While Machado is a jerk, he’s undeniably talented. Besides Harper, there isn’t anyone else who will be a free agent who can hold a candle to his ability with the bat. At least not at his young age. So, if Harper slips through John Mozeliak’s fingers, he could have a tough decision on his hands.
Beside the laziness he’s shown on the bases, Machado once started a bench clearing brawl against the Oakland Athletics when third baseman Josh Donaldson had the audacity to try to tag Machado out on a ground ball to third . Outrageous! I happened to be in attendance that day in Baltimore and couldn’t believe Machado found something to take exception with during that innocent play. Later, an Oakland hurler through an inside pitch and on his next swing, Machado let go of the bat on his swing and nearly hit the pitcher.
The funny thing about professional athletes who are jerks is that they’re so much less offensive when they’re wearing the uniform of the team for which you’re rooting. Harper isn’t necessarily an angel. He’s scrapped with the press and runs his mouth sometimes. But Machado takes it over the edge sometimes.
While his attitude is questionable, Machado’s talent is not. He’s a third baseman and shortstop, by trade. It just so happens that the Redbirds need a starting third baseman, so he’s a fit whether he plays the hot corner or if he insists on playing shortstop and Paul DeJong slides over to third. While Harper is an unquestionable talent, St. Louis has lots of outfielders in its system. There is also the inconvenient presence of Dexter Fowler to contend with. If the Birds signed Harper, it looks like Fowler with be a $15 million a year bench warmer.
Besides needing a middle of the order bat to bolster the offense, St. Louis needs to improve it’s defense and Machado will help to scratch that itch, especially if he is willing to play third base. Matt Carpenter’s throwing troubles have made playing there an unacceptable option.

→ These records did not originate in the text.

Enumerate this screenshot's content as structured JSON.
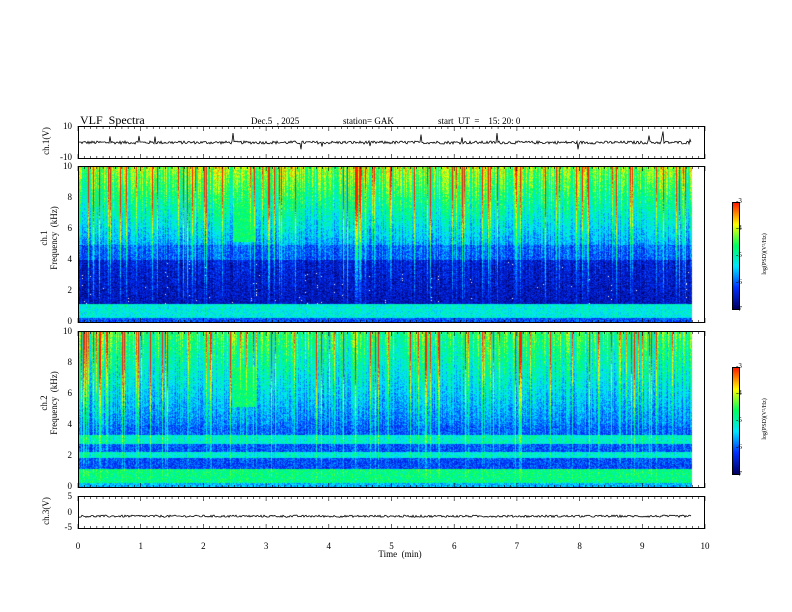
{
  "header": {
    "title": "VLF  Spectra",
    "date": "Dec.5  , 2025",
    "station": "station= GAK",
    "start": "start  UT  =    15: 20: 0"
  },
  "chart_data": [
    {
      "type": "line",
      "name": "ch1-waveform",
      "ylabel": "ch.1(V)",
      "ylim": [
        -10,
        10
      ],
      "yticks": [
        "10",
        "-10"
      ],
      "baseline": 0
    },
    {
      "type": "heatmap",
      "name": "ch1-spectrogram",
      "ylabel": "ch.1\nFrequency  (kHz)",
      "ylim": [
        0,
        10
      ],
      "yticks": [
        "10",
        "8",
        "6",
        "4",
        "2",
        "0"
      ],
      "colorbar": {
        "label": "log(PSD)(V²/Hz)",
        "range": [
          -7,
          -3
        ],
        "ticks": [
          "-3",
          "-4",
          "-5",
          "-6",
          "-7"
        ]
      }
    },
    {
      "type": "heatmap",
      "name": "ch2-spectrogram",
      "ylabel": "ch.2\nFrequency  (kHz)",
      "ylim": [
        0,
        10
      ],
      "yticks": [
        "10",
        "8",
        "6",
        "4",
        "2",
        "0"
      ],
      "colorbar": {
        "label": "log(PSD)(V²/Hz)",
        "range": [
          -7,
          -3
        ],
        "ticks": [
          "-3",
          "-4",
          "-5",
          "-6",
          "-7"
        ]
      }
    },
    {
      "type": "line",
      "name": "ch3-waveform",
      "ylabel": "ch.3(V)",
      "ylim": [
        -5,
        5
      ],
      "yticks": [
        "5",
        "0",
        "-5"
      ],
      "baseline": -1.2
    }
  ],
  "xaxis": {
    "label": "Time  (min)",
    "range": [
      0,
      10
    ],
    "ticks": [
      "0",
      "1",
      "2",
      "3",
      "4",
      "5",
      "6",
      "7",
      "8",
      "9",
      "10"
    ]
  },
  "colors": {
    "deep": "#000066",
    "blue": "#0030ff",
    "cyan": "#00e5ff",
    "green": "#00ff60",
    "yellow": "#ffff00",
    "red": "#ff2000"
  }
}
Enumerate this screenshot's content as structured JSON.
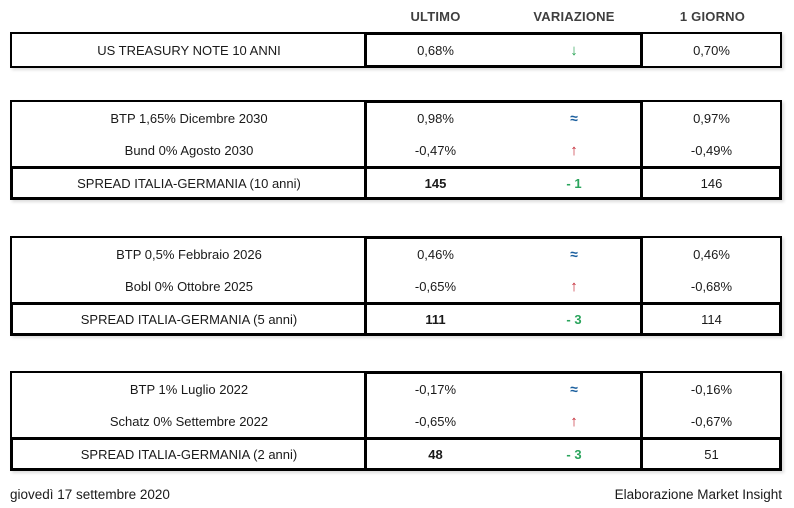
{
  "header": {
    "columns": [
      "ULTIMO",
      "VARIAZIONE",
      "1 GIORNO"
    ]
  },
  "symbols": {
    "up": "↑",
    "down": "↓",
    "flat": "≈"
  },
  "colors": {
    "up_red": "#c32330",
    "down_green": "#22a14f",
    "flat_blue": "#1b5f9e",
    "spread_green": "#2aa45c",
    "border": "#000000",
    "text": "#1a1a1a",
    "header_text": "#3f3f3f"
  },
  "tables": [
    {
      "rows": [
        {
          "label": "US TREASURY NOTE 10 ANNI",
          "ultimo": "0,68%",
          "direction": "down",
          "one_day": "0,70%"
        }
      ],
      "spread": null
    },
    {
      "rows": [
        {
          "label": "BTP 1,65% Dicembre 2030",
          "ultimo": "0,98%",
          "direction": "flat",
          "one_day": "0,97%"
        },
        {
          "label": "Bund 0% Agosto 2030",
          "ultimo": "-0,47%",
          "direction": "up",
          "one_day": "-0,49%"
        }
      ],
      "spread": {
        "label": "SPREAD ITALIA-GERMANIA (10 anni)",
        "ultimo": "145",
        "change": "- 1",
        "one_day": "146"
      }
    },
    {
      "rows": [
        {
          "label": "BTP 0,5% Febbraio 2026",
          "ultimo": "0,46%",
          "direction": "flat",
          "one_day": "0,46%"
        },
        {
          "label": "Bobl 0% Ottobre 2025",
          "ultimo": "-0,65%",
          "direction": "up",
          "one_day": "-0,68%"
        }
      ],
      "spread": {
        "label": "SPREAD ITALIA-GERMANIA (5 anni)",
        "ultimo": "111",
        "change": "- 3",
        "one_day": "114"
      }
    },
    {
      "rows": [
        {
          "label": "BTP 1% Luglio 2022",
          "ultimo": "-0,17%",
          "direction": "flat",
          "one_day": "-0,16%"
        },
        {
          "label": "Schatz 0% Settembre 2022",
          "ultimo": "-0,65%",
          "direction": "up",
          "one_day": "-0,67%"
        }
      ],
      "spread": {
        "label": "SPREAD ITALIA-GERMANIA (2 anni)",
        "ultimo": "48",
        "change": "- 3",
        "one_day": "51"
      }
    }
  ],
  "footer": {
    "date": "giovedì 17 settembre 2020",
    "source": "Elaborazione Market Insight"
  }
}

The St. Louis front office is always looking for bargains and it’s more reluctant to make a long term commitment than a 50-year-old bachelor. But I wonder if Machado’s market doesn’t develop and he could be had for five years and $150 million while Harper is going to take twice that or more to ink if Mozeliak would be willing to take on the longer deal.
As I have said, I just don’t see anyone besides Harper or Machado being an acceptable option for the Cardinals. Donaldson is 33 and has become an injury concern as he ages. Trade options Paul Goldschmidt and Nolen Arenado don’t offer enough control to justify trading three or four top prospects for them.